By the time drivers hit Second and Liberty, both lanes have traffic. “That’s where we got more violators. I don’t know if drivers are more distracted because there’s cars in both lanes.”
He also said he issued tickets to men and women about equally.
In a few instances at Second and Liberty, the “pedestrian” got across one lane and had a driver go right by them in the other lane, Kienlen said.
At a class Kienlen attended in preparation for the enforcement actions, he was warned to expect irate drivers. He said a few people were upset, but not many. Several even reported seeing the signs warning about the enforcement action.
One woman even told Kienlen her daughter sent her a message about the crosswalk enforcement and to be careful.
“To be honest with you, the way it started out with everybody being very compliant, I was really hopeful our numbers would be down and it would show people were starting to have a change in their behavior regarding crosswalks,” Kienlen said, “and when it moved [to Second and Liberty] that quickly went away.”
The grant requires the police department to issue a press release about a week before the action to warn the public.
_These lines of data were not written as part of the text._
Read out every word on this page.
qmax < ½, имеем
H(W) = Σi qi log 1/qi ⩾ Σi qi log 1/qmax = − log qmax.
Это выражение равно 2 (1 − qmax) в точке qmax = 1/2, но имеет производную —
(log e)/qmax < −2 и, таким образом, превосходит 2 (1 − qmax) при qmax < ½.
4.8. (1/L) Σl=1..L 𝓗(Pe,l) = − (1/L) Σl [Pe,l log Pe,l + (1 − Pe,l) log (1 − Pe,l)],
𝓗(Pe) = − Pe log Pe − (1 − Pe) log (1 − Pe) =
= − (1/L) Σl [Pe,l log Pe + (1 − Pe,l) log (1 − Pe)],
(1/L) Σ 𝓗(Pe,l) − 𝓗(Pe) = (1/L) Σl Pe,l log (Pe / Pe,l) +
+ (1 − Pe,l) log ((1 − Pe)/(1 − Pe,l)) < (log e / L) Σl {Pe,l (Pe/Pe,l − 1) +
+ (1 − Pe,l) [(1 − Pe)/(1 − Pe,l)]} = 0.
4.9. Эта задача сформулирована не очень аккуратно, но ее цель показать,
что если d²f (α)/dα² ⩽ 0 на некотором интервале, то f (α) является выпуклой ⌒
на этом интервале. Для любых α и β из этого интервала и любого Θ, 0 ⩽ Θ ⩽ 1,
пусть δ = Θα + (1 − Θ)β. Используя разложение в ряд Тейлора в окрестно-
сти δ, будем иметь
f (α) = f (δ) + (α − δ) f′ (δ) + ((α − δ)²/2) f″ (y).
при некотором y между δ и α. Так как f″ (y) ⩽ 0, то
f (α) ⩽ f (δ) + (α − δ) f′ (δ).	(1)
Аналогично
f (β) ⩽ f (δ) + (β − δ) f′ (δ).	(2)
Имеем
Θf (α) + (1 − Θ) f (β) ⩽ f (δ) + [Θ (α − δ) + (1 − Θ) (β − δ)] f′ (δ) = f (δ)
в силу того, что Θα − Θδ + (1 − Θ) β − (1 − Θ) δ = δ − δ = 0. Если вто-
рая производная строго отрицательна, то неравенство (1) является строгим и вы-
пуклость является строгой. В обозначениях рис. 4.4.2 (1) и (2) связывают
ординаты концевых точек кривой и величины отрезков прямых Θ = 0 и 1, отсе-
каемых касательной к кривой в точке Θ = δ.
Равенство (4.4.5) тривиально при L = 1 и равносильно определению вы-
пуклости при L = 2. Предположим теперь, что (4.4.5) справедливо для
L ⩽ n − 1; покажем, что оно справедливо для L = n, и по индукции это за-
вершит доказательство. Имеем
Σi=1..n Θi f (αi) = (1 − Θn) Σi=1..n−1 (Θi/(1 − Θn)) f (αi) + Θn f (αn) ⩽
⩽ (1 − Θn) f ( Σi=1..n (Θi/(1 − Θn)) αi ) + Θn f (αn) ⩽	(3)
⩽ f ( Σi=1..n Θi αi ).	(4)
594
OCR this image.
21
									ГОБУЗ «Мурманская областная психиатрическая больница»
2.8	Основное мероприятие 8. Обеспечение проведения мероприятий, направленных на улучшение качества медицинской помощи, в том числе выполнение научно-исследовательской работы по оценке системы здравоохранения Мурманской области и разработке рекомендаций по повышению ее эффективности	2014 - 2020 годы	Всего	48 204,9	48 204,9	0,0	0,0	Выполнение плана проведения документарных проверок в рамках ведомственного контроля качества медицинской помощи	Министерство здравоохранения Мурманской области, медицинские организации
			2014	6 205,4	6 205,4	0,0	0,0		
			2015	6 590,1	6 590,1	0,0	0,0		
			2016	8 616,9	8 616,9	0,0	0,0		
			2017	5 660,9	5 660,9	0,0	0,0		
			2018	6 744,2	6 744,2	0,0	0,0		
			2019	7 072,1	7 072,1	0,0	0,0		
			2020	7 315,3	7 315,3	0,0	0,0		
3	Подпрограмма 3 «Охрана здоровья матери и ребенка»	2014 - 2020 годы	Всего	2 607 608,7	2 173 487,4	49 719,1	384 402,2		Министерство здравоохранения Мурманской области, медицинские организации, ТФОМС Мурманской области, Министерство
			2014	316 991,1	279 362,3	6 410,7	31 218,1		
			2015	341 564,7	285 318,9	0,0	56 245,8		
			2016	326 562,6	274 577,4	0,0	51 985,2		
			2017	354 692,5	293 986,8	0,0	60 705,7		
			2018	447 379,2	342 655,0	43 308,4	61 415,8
Kienlen said in that press release that the action would be in several locations downtown.
“I did intend that if one location didn’t work out very well for whatever reason, we would move,” he said.
“The one thing I’ve been pleasantly surprised with has been the amount of positive feedback we’ve received from the public,” Kienlen said. “There’s been multiple times that I’ve been pulled aside or cornered by a citizen saying ‘Thank you, it’s making a big difference.’ I had one guy yesterday who said that he’s walked around this town for the majority of his life and he’s noticed a huge difference since the first crosswalk operation on how motorists are responding to pedestrians.”